Tiga Penanda yang Menandakan Hidup yang Dijalani dengan Baik

Banyak studi telah dilakukan dan banyak sekali karya sastra tersedia hari ini tentang bagaimana menjalani hidup dengan baik dan menua dengan baik. Penyebut yang paling umum dari semuanya itu adalah kebutuhan untuk menjadi bagian dari komunitas yang sehat. Komunitas yang terdiri dari orang-orang yang dapat menghubungkan diri dengan satu sama lain dalam tata cara yang dalam secara makna dan sangat memperkaya. Anggota yang mengasihi, memedulikan, dan mendukung satu sama lain. Dan, untuk inilah Gereja Yesus Kristus dirancang dan orang Kristen, dari semua jenis orang, sangatlah terberkati.

Namun, dalam artikel ini, saya ingin meninjau kehidupan yang dijalani dengan baik dari perspektif seorang individu. Apa yang dibutuhkan dalam tingkat pribadi jika kita ingin menjalani hidup dengan baik dan menua dengan baik juga? Terdapat tiga tanda yang menentukan yang ingin saya ajukan.

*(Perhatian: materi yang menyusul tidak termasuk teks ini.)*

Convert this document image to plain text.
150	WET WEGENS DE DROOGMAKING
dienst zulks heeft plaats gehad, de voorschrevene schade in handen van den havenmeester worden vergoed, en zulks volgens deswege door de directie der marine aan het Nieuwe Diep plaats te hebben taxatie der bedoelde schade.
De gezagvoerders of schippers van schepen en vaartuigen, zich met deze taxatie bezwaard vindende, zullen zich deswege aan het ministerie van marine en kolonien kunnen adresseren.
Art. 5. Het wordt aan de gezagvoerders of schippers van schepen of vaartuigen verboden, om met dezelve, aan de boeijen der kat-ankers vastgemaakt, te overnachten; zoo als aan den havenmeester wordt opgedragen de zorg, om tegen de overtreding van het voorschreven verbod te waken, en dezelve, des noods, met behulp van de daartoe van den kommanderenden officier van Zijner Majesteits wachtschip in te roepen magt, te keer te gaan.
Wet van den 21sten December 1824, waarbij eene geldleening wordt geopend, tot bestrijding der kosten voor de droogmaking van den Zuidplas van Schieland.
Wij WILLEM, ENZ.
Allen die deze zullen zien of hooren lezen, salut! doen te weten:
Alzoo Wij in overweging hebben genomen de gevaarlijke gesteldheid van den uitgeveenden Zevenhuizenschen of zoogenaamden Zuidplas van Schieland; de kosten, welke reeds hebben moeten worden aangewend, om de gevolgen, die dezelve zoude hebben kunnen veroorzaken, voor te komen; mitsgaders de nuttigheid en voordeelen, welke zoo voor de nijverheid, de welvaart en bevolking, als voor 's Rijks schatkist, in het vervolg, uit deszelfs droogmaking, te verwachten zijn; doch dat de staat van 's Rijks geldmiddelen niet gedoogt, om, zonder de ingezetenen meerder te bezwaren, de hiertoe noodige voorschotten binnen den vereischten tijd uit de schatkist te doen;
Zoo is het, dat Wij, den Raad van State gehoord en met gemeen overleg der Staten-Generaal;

Pertama, kehidupan seseorang ditandai dengan kerendahan hati. Itu merupakan kualitas yang menarik belas kasihan dan perkenanan Allah. Dalam dua bagian Kitab Suci, Alkitab mengulang perkataan yang persis sama: (AYT) "Allah menentang orang yang sombong, tetapi memberikan anugerah kepada orang yang rendah hati" (Yakobus 4:6; 1 Petrus 5:5). Ayat yang kedua lebih jauh memerintahkan kepada kita untuk mengenakan kerendahan hati terhadap satu sama lain dan untuk merendahkan diri di bawah tangan Allah yang penuh kuasa sehingga Dia akan meninggikan kita pada waktunya (1 Petrus 5:5-6, AYT). Sungguh penguatan dan janji yang luar biasa, bukan? Bahkan, terdapat puluhan ayat dalam Kitab Suci yang berbicara tentang kerendahan hati atau menjadi rendah hati.

Saat kita bersikap rendah hati, artinya kita bisa diajar. Itu berarti kita ingin belajar, bertumbuh, dan menjadi dewasa. Pertumbuhan dan kedewasaan adalah proses seumur hidup yang tidak berkesudahan. Ini merupakan sikap hati yang sangat diperlukan sekaligus sifat yang penting dalam hidup.

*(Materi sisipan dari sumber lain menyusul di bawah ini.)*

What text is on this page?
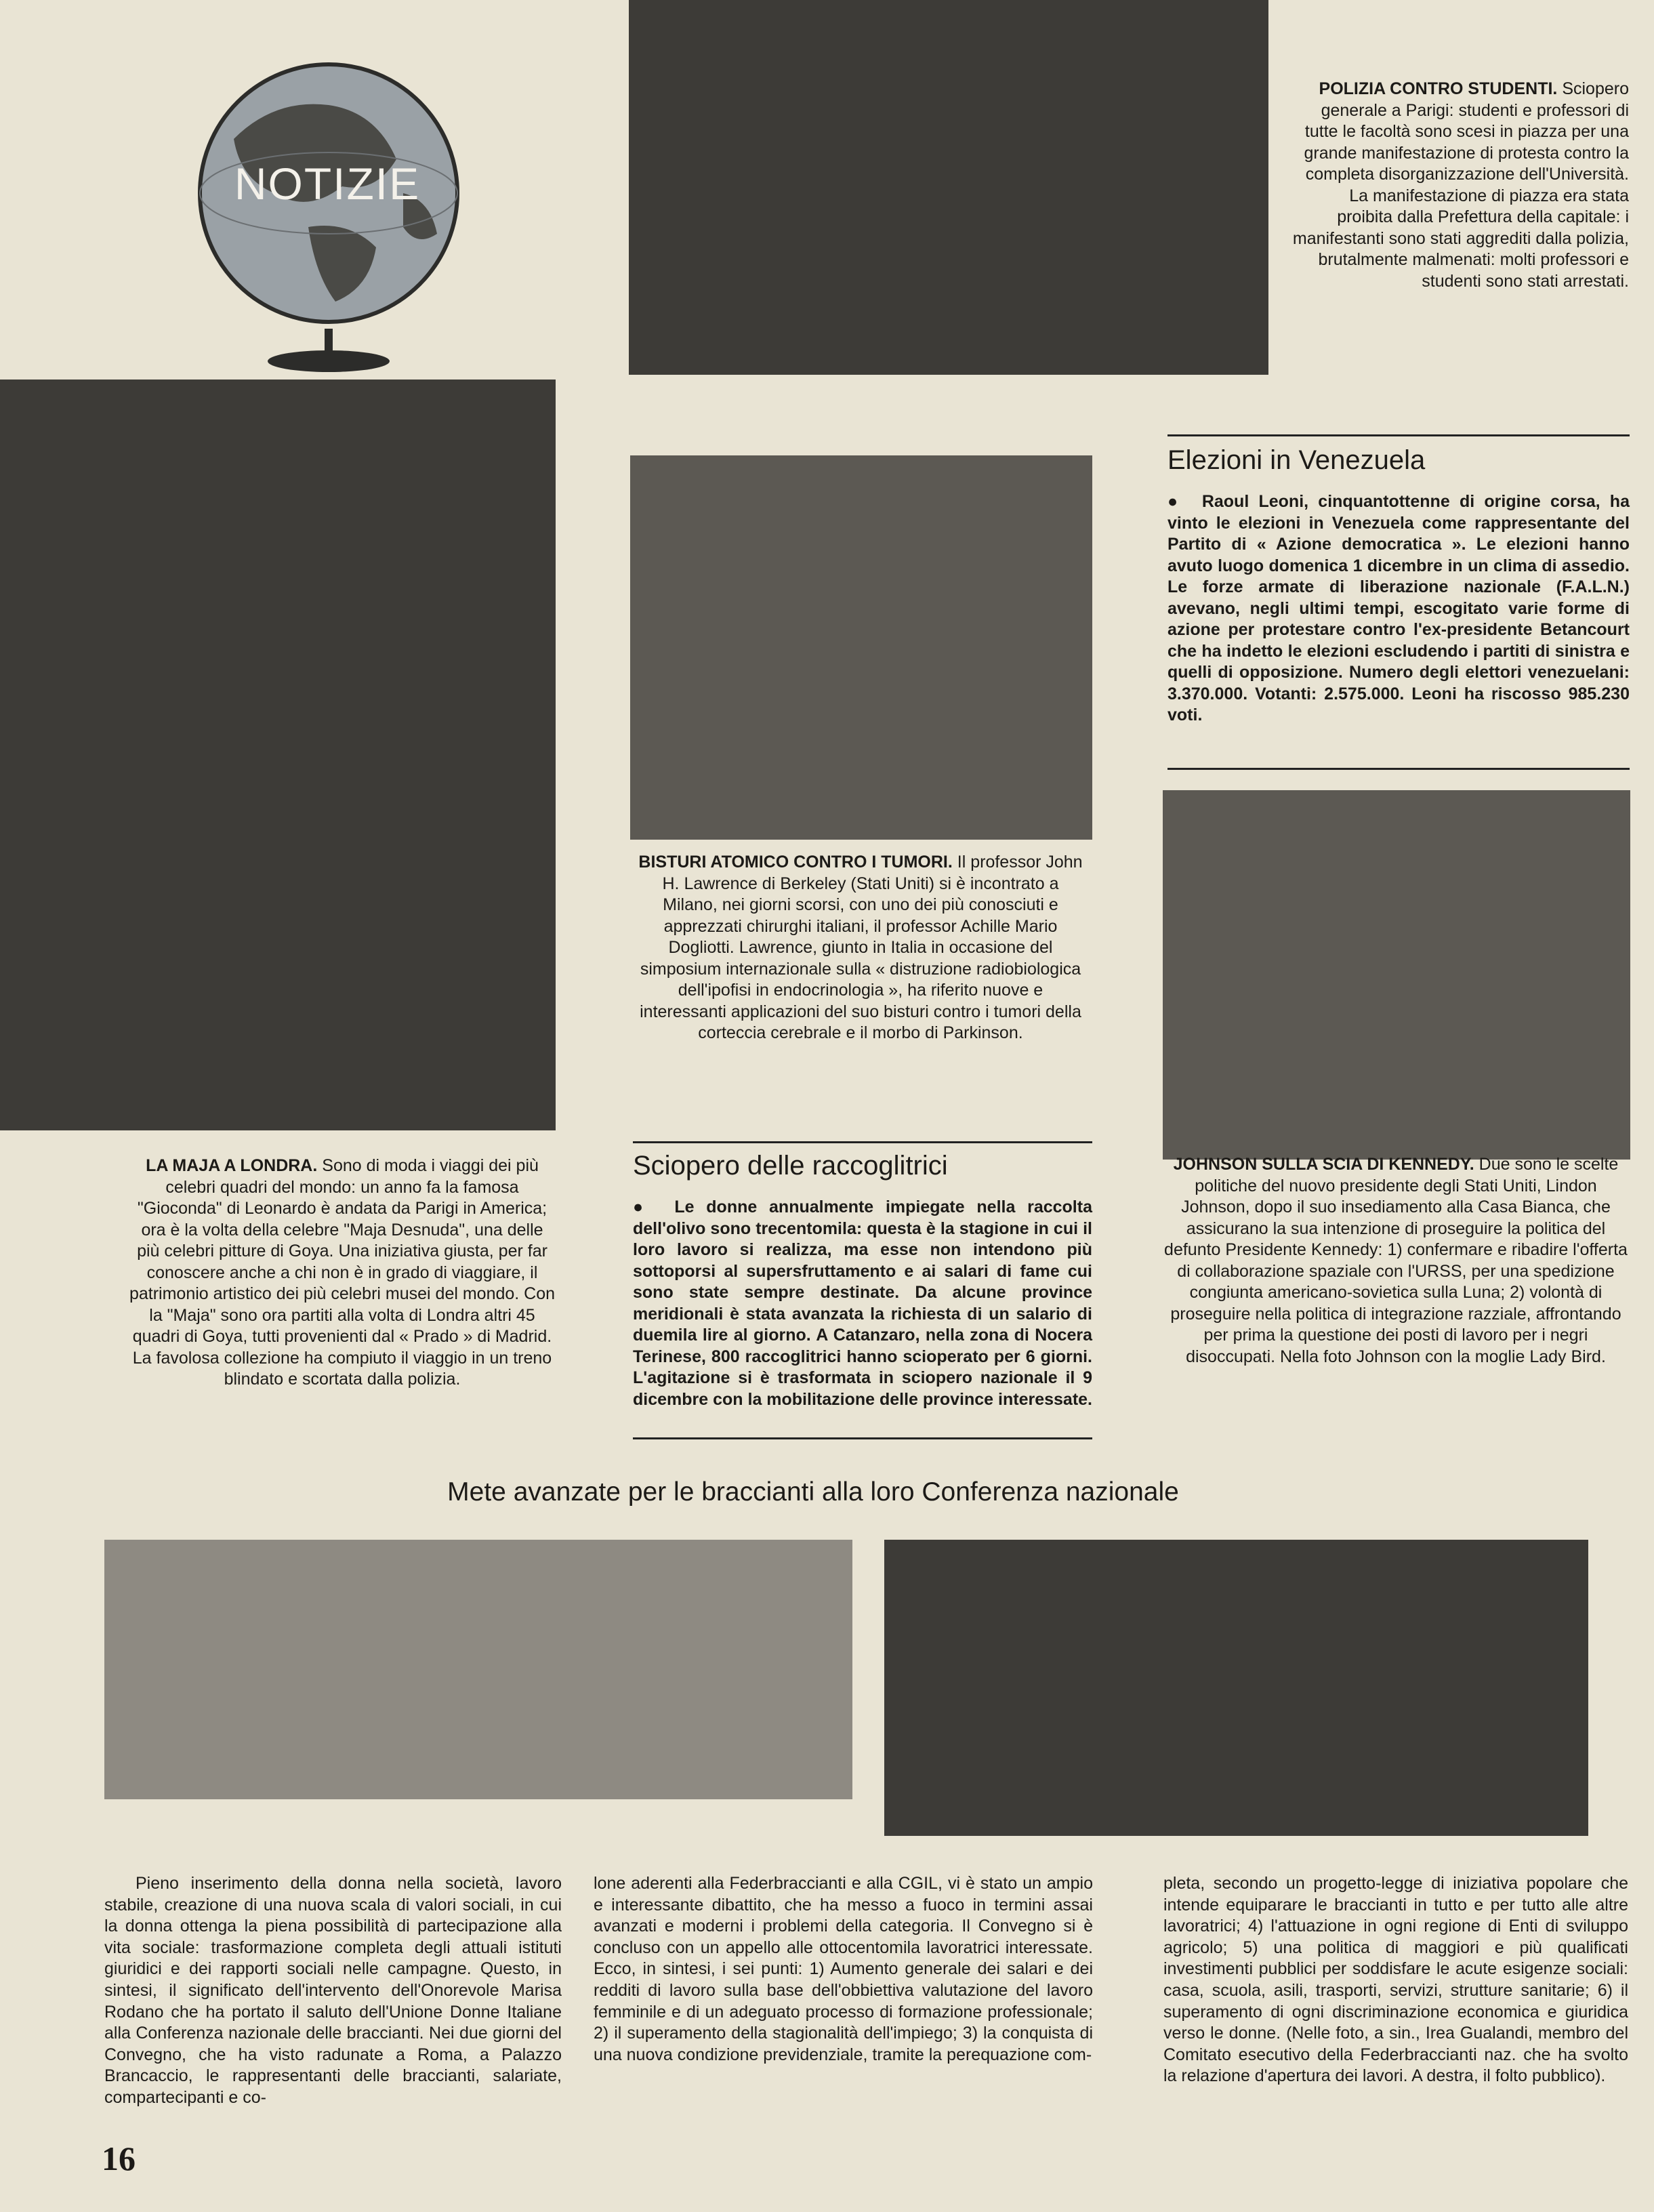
NOTIZIE
POLIZIA CONTRO STUDENTI. Sciopero generale a Parigi: studenti e professori di tutte le facoltà sono scesi in piazza per una grande manifestazione di protesta contro la completa disorganizzazione dell'Università. La manifestazione di piazza era stata proibita dalla Prefettura della capitale: i manifestanti sono stati aggrediti dalla polizia, brutalmente malmenati: molti professori e studenti sono stati arrestati.
Elezioni in Venezuela
●  Raoul Leoni, cinquantottenne di origine corsa, ha vinto le elezioni in Venezuela come rappresentante del Partito di « Azione democratica ». Le elezioni hanno avuto luogo domenica 1 dicembre in un clima di assedio. Le forze armate di liberazione nazionale (F.A.L.N.) avevano, negli ultimi tempi, escogitato varie forme di azione per protestare contro l'ex-presidente Betancourt che ha indetto le elezioni escludendo i partiti di sinistra e quelli di opposizione. Numero degli elettori venezuelani: 3.370.000. Votanti: 2.575.000. Leoni ha riscosso 985.230 voti.
BISTURI ATOMICO CONTRO I TUMORI. Il professor John H. Lawrence di Berkeley (Stati Uniti) si è incontrato a Milano, nei giorni scorsi, con uno dei più conosciuti e apprezzati chirurghi italiani, il professor Achille Mario Dogliotti. Lawrence, giunto in Italia in occasione del simposium internazionale sulla « distruzione radiobiologica dell'ipofisi in endocrinologia », ha riferito nuove e interessanti applicazioni del suo bisturi contro i tumori della corteccia cerebrale e il morbo di Parkinson.
LA MAJA A LONDRA. Sono di moda i viaggi dei più celebri quadri del mondo: un anno fa la famosa "Gioconda" di Leonardo è andata da Parigi in America; ora è la volta della celebre "Maja Desnuda", una delle più celebri pitture di Goya. Una iniziativa giusta, per far conoscere anche a chi non è in grado di viaggiare, il patrimonio artistico dei più celebri musei del mondo. Con la "Maja" sono ora partiti alla volta di Londra altri 45 quadri di Goya, tutti provenienti dal « Prado » di Madrid. La favolosa collezione ha compiuto il viaggio in un treno blindato e scortata dalla polizia.
Sciopero delle raccoglitrici
●  Le donne annualmente impiegate nella raccolta dell'olivo sono trecentomila: questa è la stagione in cui il loro lavoro si realizza, ma esse non intendono più sottoporsi al supersfruttamento e ai salari di fame cui sono state sempre destinate. Da alcune province meridionali è stata avanzata la richiesta di un salario di duemila lire al giorno. A Catanzaro, nella zona di Nocera Terinese, 800 raccoglitrici hanno scioperato per 6 giorni. L'agitazione si è trasformata in sciopero nazionale il 9 dicembre con la mobilitazione delle province interessate.
JOHNSON SULLA SCIA DI KENNEDY. Due sono le scelte politiche del nuovo presidente degli Stati Uniti, Lindon Johnson, dopo il suo insediamento alla Casa Bianca, che assicurano la sua intenzione di proseguire la politica del defunto Presidente Kennedy: 1) confermare e ribadire l'offerta di collaborazione spaziale con l'URSS, per una spedizione congiunta americano-sovietica sulla Luna; 2) volontà di proseguire nella politica di integrazione razziale, affrontando per prima la questione dei posti di lavoro per i negri disoccupati. Nella foto Johnson con la moglie Lady Bird.
Mete avanzate per le braccianti alla loro Conferenza nazionale
Pieno inserimento della donna nella società, lavoro stabile, creazione di una nuova scala di valori sociali, in cui la donna ottenga la piena possibilità di partecipazione alla vita sociale: trasformazione completa degli attuali istituti giuridici e dei rapporti sociali nelle campagne. Questo, in sintesi, il significato dell'intervento dell'Onorevole Marisa Rodano che ha portato il saluto dell'Unione Donne Italiane alla Conferenza nazionale delle braccianti. Nei due giorni del Convegno, che ha visto radunate a Roma, a Palazzo Brancaccio, le rappresentanti delle braccianti, salariate, compartecipanti e co-
lone aderenti alla Federbraccianti e alla CGIL, vi è stato un ampio e interessante dibattito, che ha messo a fuoco in termini assai avanzati e moderni i problemi della categoria. Il Convegno si è concluso con un appello alle ottocentomila lavoratrici interessate. Ecco, in sintesi, i sei punti: 1) Aumento generale dei salari e dei redditi di lavoro sulla base dell'obbiettiva valutazione del lavoro femminile e di un adeguato processo di formazione professionale; 2) il superamento della stagionalità dell'impiego; 3) la conquista di una nuova condizione previdenziale, tramite la perequazione com-
pleta, secondo un progetto-legge di iniziativa popolare che intende equiparare le braccianti in tutto e per tutto alle altre lavoratrici; 4) l'attuazione in ogni regione di Enti di sviluppo agricolo; 5) una politica di maggiori e più qualificati investimenti pubblici per soddisfare le acute esigenze sociali: casa, scuola, asili, trasporti, servizi, strutture sanitarie; 6) il superamento di ogni discriminazione economica e giuridica verso le donne. (Nelle foto, a sin., Irea Gualandi, membro del Comitato esecutivo della Federbraccianti naz. che ha svolto la relazione d'apertura dei lavori. A destra, il folto pubblico).
16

Saat kita bersikap rendah hati, kita akan memperlakukan setiap orang dengan martabat dan hormat. Kita tidak akan memandang rendah, menyalahgunakan, atau memanfaatkan siapa pun. Ini penting bagi kita, orang Kristen, karena setiap manusia diciptakan dalam gambar Allah dan oleh karena itu, dianugerahi nilai dan martabat yang terlepas dari latar belakang mereka.

Seorang yang rendah hati akan mengambil waktu untuk bersama-sama dengan orang dan menyediakan waktu untuk orang. Terdapat sesuatu yang bersifat personal tentang orang tersebut dengan orang-orang. Seorang yang rendah hati menunjukkan rasa hormat kepada orang dan berbicara baik tentang orang. Dia selalu memiliki perkataan yang positif dan memberi semangat untuk orang lain. Semua ini sangat dicontohkan dalam kehidupan Yesus. Tidak ada orang yang terlalu tidak penting, terlalu kecil, ataupun terlalu tidak berarti bagi Dia. Yesus menyediakan waktu dan bercakap-cakap dengan seorang perempuan Samaria di sumur saat tidak seorang Yahudi pun ingin berhubungan apa pun dengan orang Samaria, apalagi seorang perempuan Samaria (Yohanes 4:4-15, AYT). Yesus menghabiskan waktu bersama Zakheus si pemungut cukai yang dibenci (Lukas 19:5-7, AYT) dan memanggil Bartimeus si buta saat semua orang mencoba membungkam dia (Markus 10:46-52). Yesus ingin agar anak-anak dibawa kepada-Nya supaya Dia dapat menumpangkan tangan-Nya atas mereka, bahkan saat murid-murid-Nya pun mencoba untuk mengusir mereka (Matius 19:13-15, AYT). Saat kita bersikap personal dengan orang dan memerhatikan orang, kita sangat mencerminkan Yesus dalam hidup kita. Begitulah cara kita menyentuh hati dan mengubah hidup orang lain.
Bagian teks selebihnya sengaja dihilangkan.